Zero-downtime deploys for Render apps with disk storage

Kofi Gumbs · February 26, 2024

I feel obligated to write this post given how difficult it was to find prior art online. At one point in the journey, my Google search yielded only a single (albeit helpful) Mastadon toot. Hopefully, the content here assists the next wandering soul who ventures down this seemingly reasonable path.

Here’s the summary for those just here for the solution: you can deploy a web server, like Caddy, as a separate Web Service in front of your app. Caddy can be configured to “hold” incoming requests until it can connect to the downstream app, providing a window for Render to perform the instance swap. Caddy’s default docker image uses setcap cap_net_bind_service though, which must be unset before Render can run the image.

Cloud disk storage is almost perfect

Render, like many PaaS providers today, offers persistent disk storage for their cloud VMs. This is a significant development since the Heroku days, where any persistence required dedicated services like Postgres, Redis, or S3. Now, apps with low to moderate traffic can simplify their architecture by storing data on files directly on the app server (glossing over the magic of cloud volume mounting).

Unfortunately, enabling persistent disks comes with some downsides. Here’s how Render describes the limitations, which is consistent with other PaaS like Fly.io and Railway:

Adding a disk to a service prevents zero-downtime deploys. This is because:

When you redeploy your service, Render stops the existing instance before bringing up the new instance.

This instance swap takes a few seconds, during which your service is unavailable.

This is a necessary safeguard to prevent data corruption that can occur when different versions of an app read and write to the same disk simultaneously.

Render has reasonable default behavior here, but the rationale in the last bullet point does not apply to all apps. My app uses SQLite as its datastore, so as long as I only interact with the disk using concurrency-safe SQLite APIs, there is no risk of data corruption. Ideally, Render would allow me to opt out of this safeguard, since my technology stack already handles the issue.

“All problems in computer science can be solved by another level of indirection” - David Wheeler

Stepping back a bit, there’s no fundamental reason the instance swap needs to result in system downtime. Render actually solves this problem for its free tier apps, which go to sleep if they haven’t received traffic for some time. Whenever the app is next pinged, Render will wait for it to start back up before routing the request. This means that end users experience delays instead of interruptions.

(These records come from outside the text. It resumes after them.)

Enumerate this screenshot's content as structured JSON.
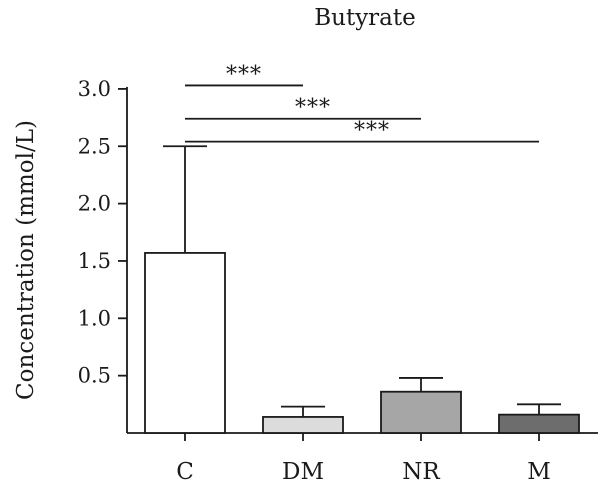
{
  "chart_data": {
    "type": "bar",
    "title": "Butyrate",
    "ylabel": "Concentration (mmol/L)",
    "xlabel": "",
    "categories": [
      "C",
      "DM",
      "NR",
      "M"
    ],
    "values": [
      1.57,
      0.14,
      0.36,
      0.16
    ],
    "errors": [
      0.93,
      0.09,
      0.12,
      0.09
    ],
    "bar_colors": [
      "#ffffff",
      "#dcdcdc",
      "#a6a6a6",
      "#6d6d6d"
    ],
    "ylim": [
      0,
      3.0
    ],
    "yticks": [
      0.5,
      1.0,
      1.5,
      2.0,
      2.5,
      3.0
    ],
    "ytick_labels": [
      "0.5",
      "1.0",
      "1.5",
      "2.0",
      "2.5",
      "3.0"
    ],
    "grid": false,
    "significance": [
      {
        "from": "C",
        "to": "DM",
        "label": "***",
        "y": 3.03
      },
      {
        "from": "C",
        "to": "NR",
        "label": "***",
        "y": 2.74
      },
      {
        "from": "C",
        "to": "M",
        "label": "***",
        "y": 2.54
      }
    ]
  }
}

We can model that same behavior by deploying a separate web server in front of our app. If the web server is ever unable to open a connection to the downstream app, then it will simply wait a bit and try again. Configuring Caddy with lb_try_duration 60s tells it to retry the downstream app for up to 60 seconds before giving up with a 502 response.

At this point, the puzzle is solved in theory, but trying to run Caddy on Render errors with a cryptic message: exec /usr/bin/caddy: operation not permitted. According to Google, this exact error message has only been mentioned once online (hopefully twice now) by @eisenhorn@hdev.im who nails the root cause:

Caddy’s container wants NET_BIND_SERVICE. Always… Apparently it comes from the official Dockerfile.

And so, here’s the final Dockerfile that removes the unneeded capability and enables zero-downtime deploys to my downstream app:

FROM caddy
RUN setcap -r /usr/bin/caddy
COPY <<EOF /etc/caddy/Caddyfile
:10000 {
  reverse_proxy http://my-downstream-app:10000 {
    lb_try_duration 60s
  }
}
EOF

As a nice bonus, I can now deploy my downstream app as a Private Service since it only receives traffic from Caddy, within my Render private network.